Club Soda member Kim told us about her disco baths in a guest article after being one month alcohol-free. You can get a glimpse of what a disco bath looks like in action in the video clip below.
We all thought this was just the best idea ever, so we asked Kim exactly how she set everything up. So here are her instructions on how to build your own disco bath. We’ve also included links to Amazon if you are inspired to start building your own bathroom club experience.
Laser lights – two are good to really make the room go mental (find them on Amazon).
Bath lights – only one is needed, or they will get in the way and get stuck where you may not want them to get stuck (find them on Amazon).

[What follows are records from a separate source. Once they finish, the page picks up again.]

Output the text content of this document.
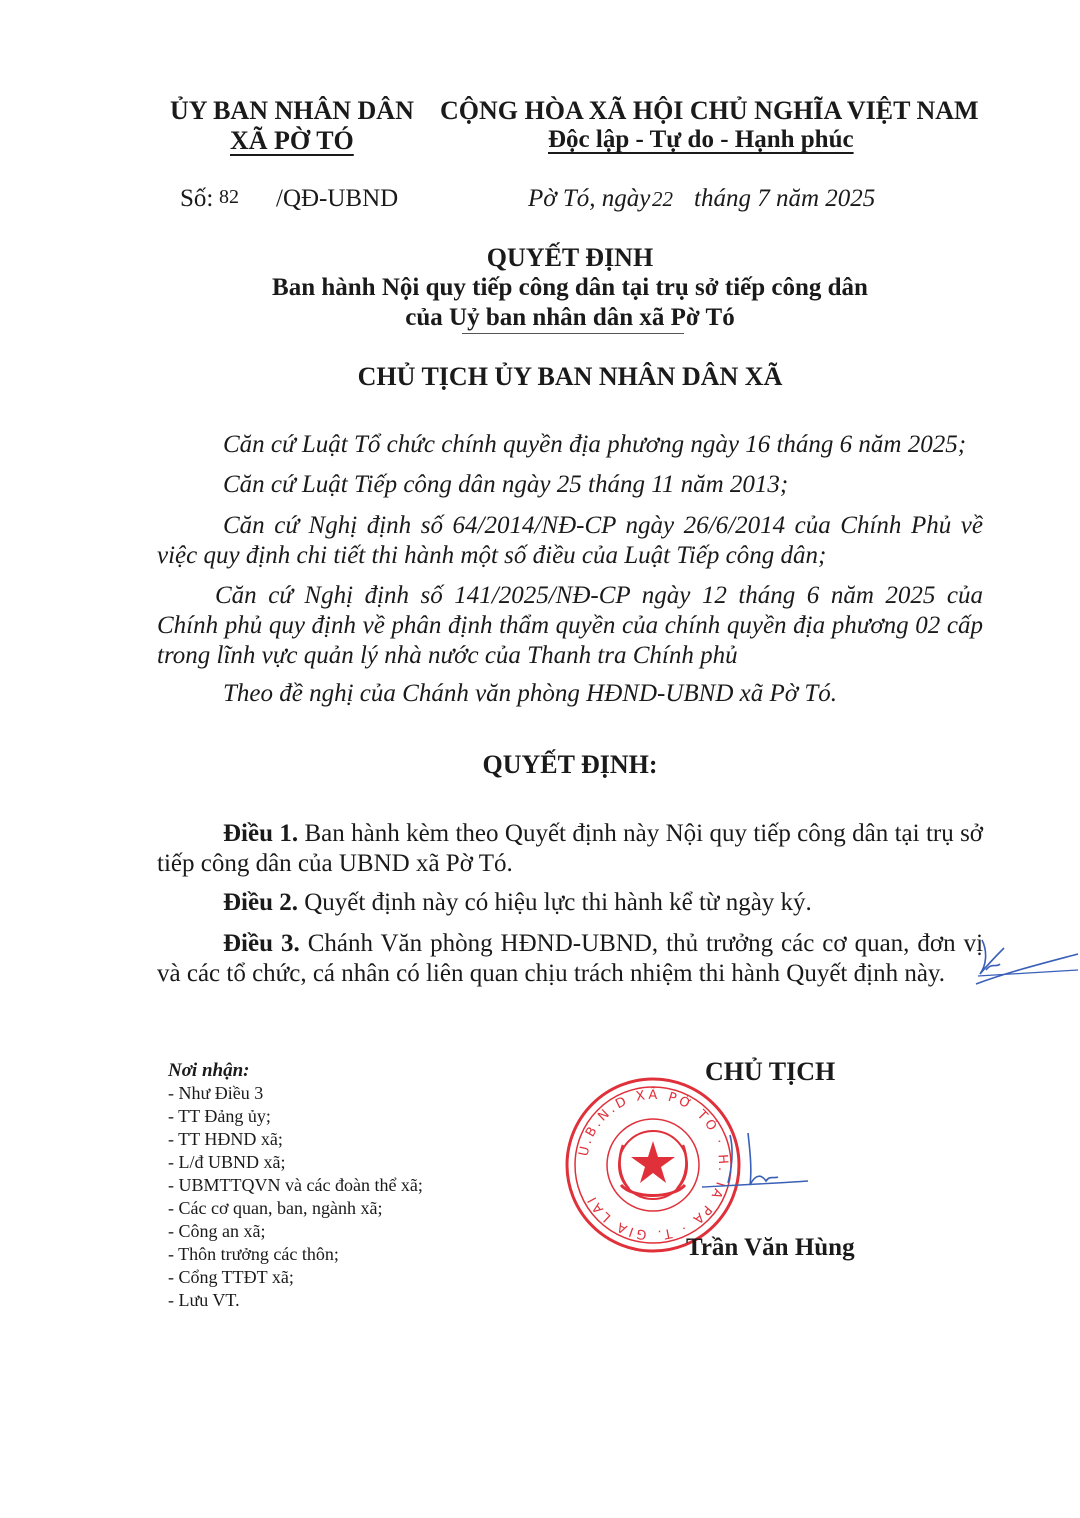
ỦY BAN NHÂN DÂN
XÃ PỜ TÓ
CỘNG HÒA XÃ HỘI CHỦ NGHĨA VIỆT NAM
Độc lập - Tự do - Hạnh phúc
Số: 82 /QĐ-UBND	Pờ Tó, ngày 22 tháng 7 năm 2025
QUYẾT ĐỊNH
Ban hành Nội quy tiếp công dân tại trụ sở tiếp công dân
của Uỷ ban nhân dân xã Pờ Tó
CHỦ TỊCH ỦY BAN NHÂN DÂN XÃ
Căn cứ Luật Tổ chức chính quyền địa phương ngày 16 tháng 6 năm 2025;
Căn cứ Luật Tiếp công dân ngày 25 tháng 11 năm 2013;
Căn cứ Nghị định số 64/2014/NĐ-CP ngày 26/6/2014 của Chính Phủ về việc quy định chi tiết thi hành một số điều của Luật Tiếp công dân;
Căn cứ Nghị định số 141/2025/NĐ-CP ngày 12 tháng 6 năm 2025 của Chính phủ quy định về phân định thẩm quyền của chính quyền địa phương 02 cấp trong lĩnh vực quản lý nhà nước của Thanh tra Chính phủ
Theo đề nghị của Chánh văn phòng HĐND-UBND xã Pờ Tó.
QUYẾT ĐỊNH:
Điều 1. Ban hành kèm theo Quyết định này Nội quy tiếp công dân tại trụ sở tiếp công dân của UBND xã Pờ Tó.
Điều 2. Quyết định này có hiệu lực thi hành kể từ ngày ký.
Điều 3. Chánh Văn phòng HĐND-UBND, thủ trưởng các cơ quan, đơn vị và các tổ chức, cá nhân có liên quan chịu trách nhiệm thi hành Quyết định này.
Nơi nhận:
- Như Điều 3
- TT Đảng ủy;
- TT HĐND xã;
- L/đ UBND xã;
- UBMTTQVN và các đoàn thể xã;
- Các cơ quan, ban, ngành xã;
- Công an xã;
- Thôn trưởng các thôn;
- Cổng TTĐT xã;
- Lưu VT.
CHỦ TỊCH
U.B.N.D XÃ PỜ TÓ · H. IA PA · T. GIA LAI
Trần Văn Hùng
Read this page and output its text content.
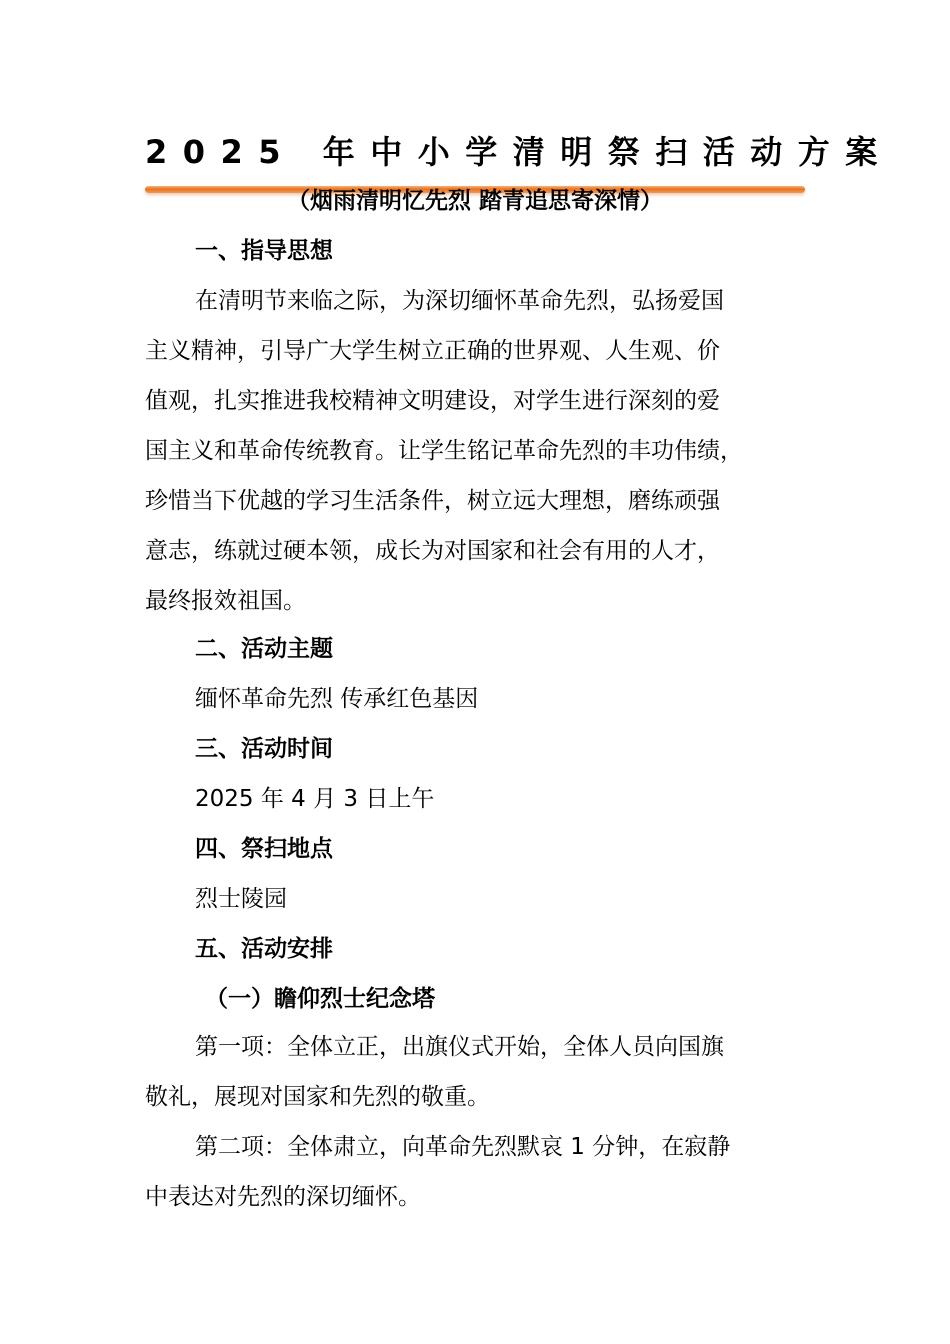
2025 年中小学清明祭扫活动方案
（烟雨清明忆先烈 踏青追思寄深情）
一、指导思想
在清明节来临之际，为深切缅怀革命先烈，弘扬爱国
主义精神，引导广大学生树立正确的世界观、人生观、价
值观，扎实推进我校精神文明建设，对学生进行深刻的爱
国主义和革命传统教育。让学生铭记革命先烈的丰功伟绩，
珍惜当下优越的学习生活条件，树立远大理想，磨练顽强
意志，练就过硬本领，成长为对国家和社会有用的人才，
最终报效祖国。
二、活动主题
缅怀革命先烈 传承红色基因
三、活动时间
2025 年 4 月 3 日上午
四、祭扫地点
烈士陵园
五、活动安排
（一）瞻仰烈士纪念塔
第一项：全体立正，出旗仪式开始，全体人员向国旗
敬礼，展现对国家和先烈的敬重。
第二项：全体肃立，向革命先烈默哀 1 分钟，在寂静
中表达对先烈的深切缅怀。
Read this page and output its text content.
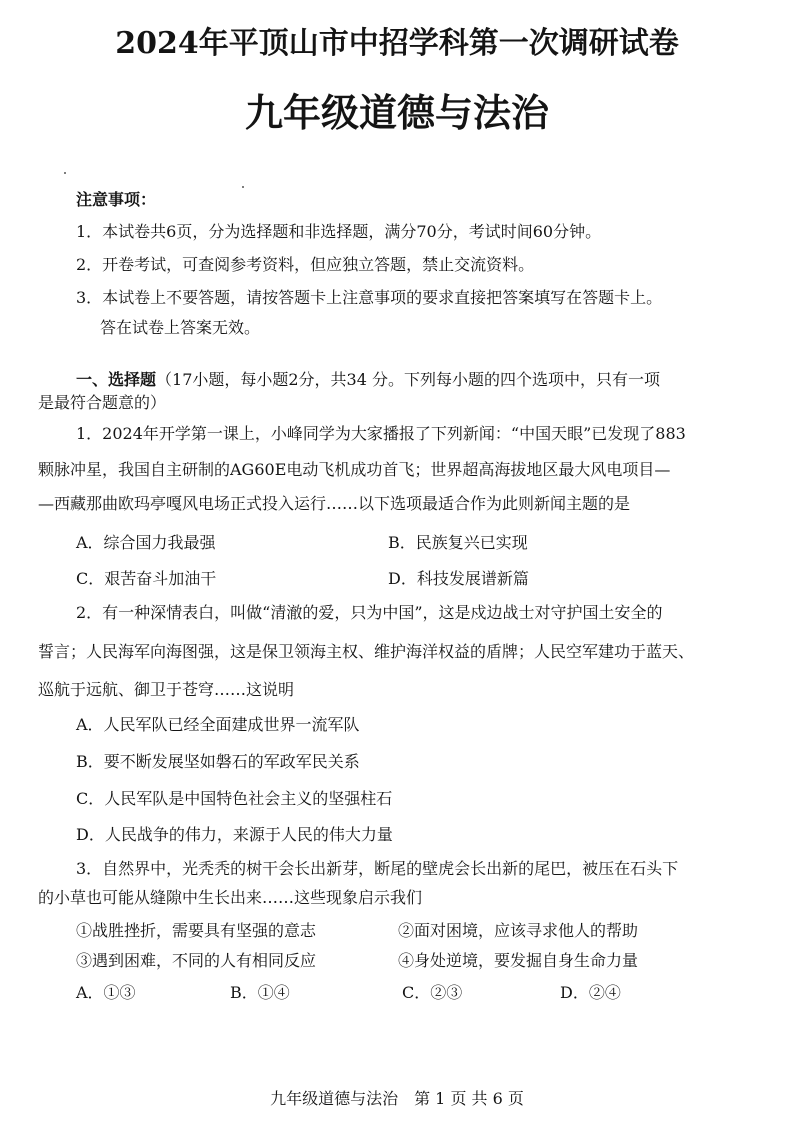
2024年平顶山市中招学科第一次调研试卷
九年级道德与法治
注意事项：
1．本试卷共6页，分为选择题和非选择题，满分70分，考试时间60分钟。
2．开卷考试，可查阅参考资料，但应独立答题，禁止交流资料。
3．本试卷上不要答题，请按答题卡上注意事项的要求直接把答案填写在答题卡上。
答在试卷上答案无效。
一、选择题（17小题，每小题2分，共34 分。下列每小题的四个选项中，只有一项
是最符合题意的）
1．2024年开学第一课上，小峰同学为大家播报了下列新闻：“中国天眼”已发现了883
颗脉冲星，我国自主研制的AG60E电动飞机成功首飞；世界超高海拔地区最大风电项目—
—西藏那曲欧玛亭嘎风电场正式投入运行……以下选项最适合作为此则新闻主题的是
A．综合国力我最强	B．民族复兴已实现
C．艰苦奋斗加油干	D．科技发展谱新篇
2．有一种深情表白，叫做“清澈的爱，只为中国”，这是戍边战士对守护国土安全的
誓言；人民海军向海图强，这是保卫领海主权、维护海洋权益的盾牌；人民空军建功于蓝天、
巡航于远航、御卫于苍穹……这说明
A．人民军队已经全面建成世界一流军队
B．要不断发展坚如磐石的军政军民关系
C．人民军队是中国特色社会主义的坚强柱石
D．人民战争的伟力，来源于人民的伟大力量
3．自然界中，光秃秃的树干会长出新芽，断尾的壁虎会长出新的尾巴，被压在石头下
的小草也可能从缝隙中生长出来……这些现象启示我们
①战胜挫折，需要具有坚强的意志	②面对困境，应该寻求他人的帮助
③遇到困难，不同的人有相同反应	④身处逆境，要发掘自身生命力量
A．①③	B．①④	C．②③	D．②④
九年级道德与法治　第 1 页 共 6 页
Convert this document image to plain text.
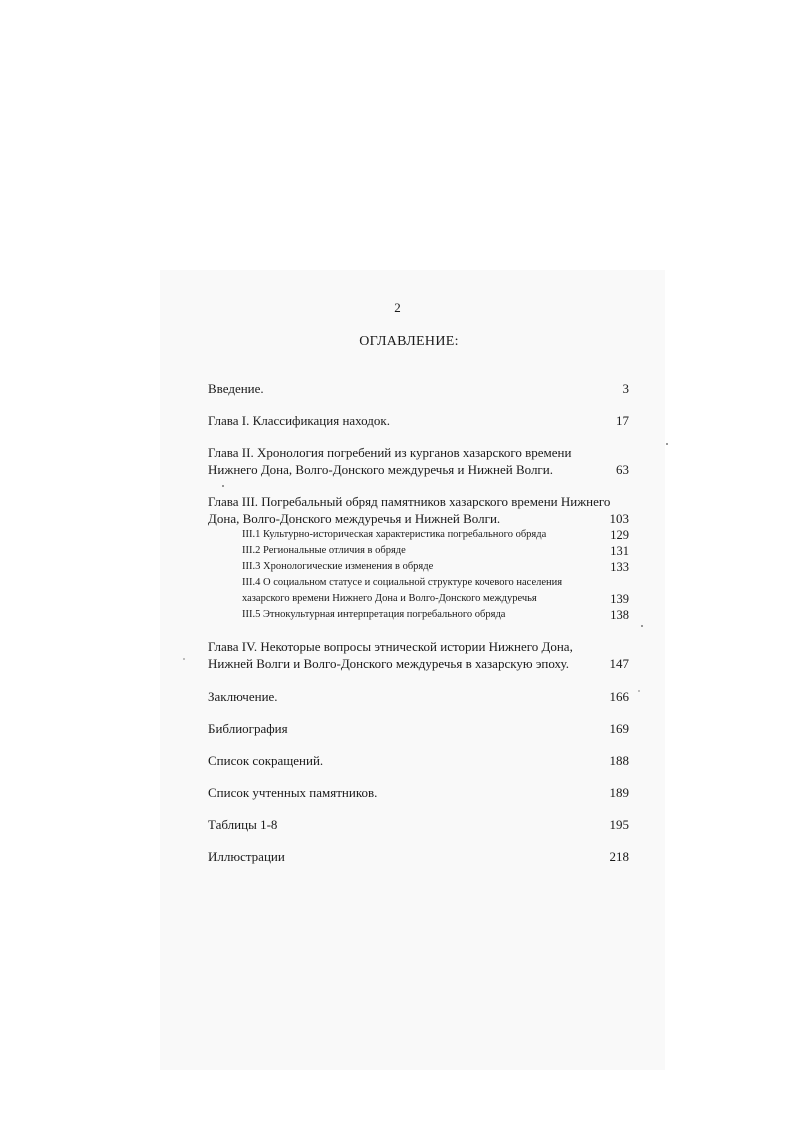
2
ОГЛАВЛЕНИЕ:
Введение.	3
Глава I. Классификация находок.	17
Глава II. Хронология погребений из курганов хазарского времени
Нижнего Дона, Волго-Донского междуречья и Нижней Волги.	63
Глава III. Погребальный обряд памятников хазарского времени Нижнего
Дона, Волго-Донского междуречья и Нижней Волги.	103
III.1 Культурно-историческая характеристика погребального обряда	129
III.2 Региональные отличия в обряде	131
III.3 Хронологические изменения в обряде	133
III.4 О социальном статусе и социальной структуре кочевого населения
хазарского времени Нижнего Дона и Волго-Донского междуречья	139
III.5 Этнокультурная интерпретация погребального обряда	138
Глава IV. Некоторые вопросы этнической истории Нижнего Дона,
Нижней Волги и Волго-Донского междуречья в хазарскую эпоху.	147
Заключение.	166
Библиография	169
Список сокращений.	188
Список учтенных памятников.	189
Таблицы 1-8	195
Иллюстрации	218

Battery operated fairy lights – DO NOT USE PLUG-IN ONES, YOU WILL DIE – white tack these around the bath (find them on Amazon).
Initial light in the corner of the bath – not essential for a disco bath but a recent present I received, so a welcome addition (find them on Amazon).
Glow cubes – these are definitely essential, chuck em all around the place (find them on Amazon).
Bluetooth speaker – you need your music LOUD, and this speaker flashes nice colours (find them on Amazon).
Think anything by Swedish House Maffia or Faithless. Old skool classics like Sandstorm, 9pm till I come, Children, Brainbug…anything along those lines.
Bring alcohol-free beer and fake fag. Turn everything on. Lower self in bath. Disco bath dance and sing for hours. Loudly. If neighbours complain, tell them it’s part of your therapy or something and essential for your sanity.